Quoted from the first chapter of “the Meiji Restoration Losers” written by Michael Wert (Harvard East Asian Monograph 358).
On the morning of the sixth day of the fourth intercalary month in 1868, imperial troops escorted Oguri Tadamasa from his temporary imprisonment to the banks of the Karasu River in Mizunuma Village. Typically, capital punishment for a high-ranking samurai, especially a direct vassal of the shogun, involved ritual gesture of suicide before an executioner’s coup de grace. That day, however, Oguri was forced to bend over, hands tied behind his back.
Besides calling the man who dared push his body forward with his feet a “disrespectful lout,” Oguri’s final words were a request to let his wife, daughter-in-law, and mother go free.
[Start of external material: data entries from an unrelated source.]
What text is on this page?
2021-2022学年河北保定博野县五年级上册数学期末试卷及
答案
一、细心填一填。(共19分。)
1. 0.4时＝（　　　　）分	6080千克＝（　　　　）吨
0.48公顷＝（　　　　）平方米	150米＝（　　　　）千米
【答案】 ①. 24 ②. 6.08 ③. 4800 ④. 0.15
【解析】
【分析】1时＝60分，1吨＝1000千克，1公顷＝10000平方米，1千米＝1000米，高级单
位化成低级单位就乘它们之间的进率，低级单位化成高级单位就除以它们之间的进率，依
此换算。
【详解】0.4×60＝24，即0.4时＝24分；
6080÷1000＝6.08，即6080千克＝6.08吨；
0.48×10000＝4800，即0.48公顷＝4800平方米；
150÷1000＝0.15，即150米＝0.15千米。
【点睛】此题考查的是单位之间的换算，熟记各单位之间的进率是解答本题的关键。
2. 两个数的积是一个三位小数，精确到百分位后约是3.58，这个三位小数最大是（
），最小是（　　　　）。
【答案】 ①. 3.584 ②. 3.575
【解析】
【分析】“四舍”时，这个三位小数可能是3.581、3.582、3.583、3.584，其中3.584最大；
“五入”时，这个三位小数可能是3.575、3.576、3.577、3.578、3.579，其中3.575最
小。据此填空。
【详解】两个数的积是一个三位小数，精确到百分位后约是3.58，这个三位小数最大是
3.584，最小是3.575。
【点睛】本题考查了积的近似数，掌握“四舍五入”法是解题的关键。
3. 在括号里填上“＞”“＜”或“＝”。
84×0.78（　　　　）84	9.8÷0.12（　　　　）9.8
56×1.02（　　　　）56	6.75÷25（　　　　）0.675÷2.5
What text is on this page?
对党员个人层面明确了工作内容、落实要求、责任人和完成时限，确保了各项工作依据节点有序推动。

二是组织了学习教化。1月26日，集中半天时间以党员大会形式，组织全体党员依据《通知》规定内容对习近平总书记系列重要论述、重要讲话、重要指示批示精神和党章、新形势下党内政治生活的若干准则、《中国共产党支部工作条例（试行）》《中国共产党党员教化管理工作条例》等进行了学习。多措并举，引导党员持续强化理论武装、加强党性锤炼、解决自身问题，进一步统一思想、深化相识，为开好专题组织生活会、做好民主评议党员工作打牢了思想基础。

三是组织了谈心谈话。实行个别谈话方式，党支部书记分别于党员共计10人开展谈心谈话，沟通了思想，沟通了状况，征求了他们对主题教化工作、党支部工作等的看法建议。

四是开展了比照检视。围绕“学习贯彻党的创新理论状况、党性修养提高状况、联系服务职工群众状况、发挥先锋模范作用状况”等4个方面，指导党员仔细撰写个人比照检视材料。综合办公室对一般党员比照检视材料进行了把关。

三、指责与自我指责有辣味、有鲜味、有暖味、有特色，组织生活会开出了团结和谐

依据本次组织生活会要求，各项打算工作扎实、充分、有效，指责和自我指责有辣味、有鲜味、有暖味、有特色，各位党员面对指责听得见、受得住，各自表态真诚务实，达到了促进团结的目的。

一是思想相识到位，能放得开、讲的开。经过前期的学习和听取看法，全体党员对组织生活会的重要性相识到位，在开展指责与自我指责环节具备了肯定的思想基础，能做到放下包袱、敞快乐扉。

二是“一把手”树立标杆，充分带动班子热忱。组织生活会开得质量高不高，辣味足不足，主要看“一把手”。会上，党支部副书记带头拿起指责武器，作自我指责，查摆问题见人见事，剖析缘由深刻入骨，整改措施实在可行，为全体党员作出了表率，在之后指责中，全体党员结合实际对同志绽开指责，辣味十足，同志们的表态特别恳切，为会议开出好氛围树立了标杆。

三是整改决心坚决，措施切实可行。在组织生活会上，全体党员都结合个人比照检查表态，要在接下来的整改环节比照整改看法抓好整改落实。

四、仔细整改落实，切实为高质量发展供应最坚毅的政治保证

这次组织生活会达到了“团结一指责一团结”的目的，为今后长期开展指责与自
A low-ranking samurai struck Oguri’s neck not once but three times before his head dropped unceremoniously into a pit. A villager who witnessed the execution as a boy recalled, “What was most impressive in my mind was how white the soles of his tabi appeared when the body fell forward.”
This scene weighs on Oguri’s commemoration, coloring explanations of his career up to the moment. It marks the origin of his commemoration both geographically, as ground zero for the historical memory about him, and temporally–almost immediately after his execution, former colleagues became his first apologists, protecting his legacy in death though they could not help him in life. The goal of this chapter is to impart a historical understanding of Oguri and clarify why memory activists and supporters found him a compelling figure worthy of appropriation.
小説の冒頭のように鮮やかな光景が浮かぶ。著者のいう memory landscape (仮に｢記憶の風景｣と訳しておく)の一端がこれか、と思わせる書き出しである。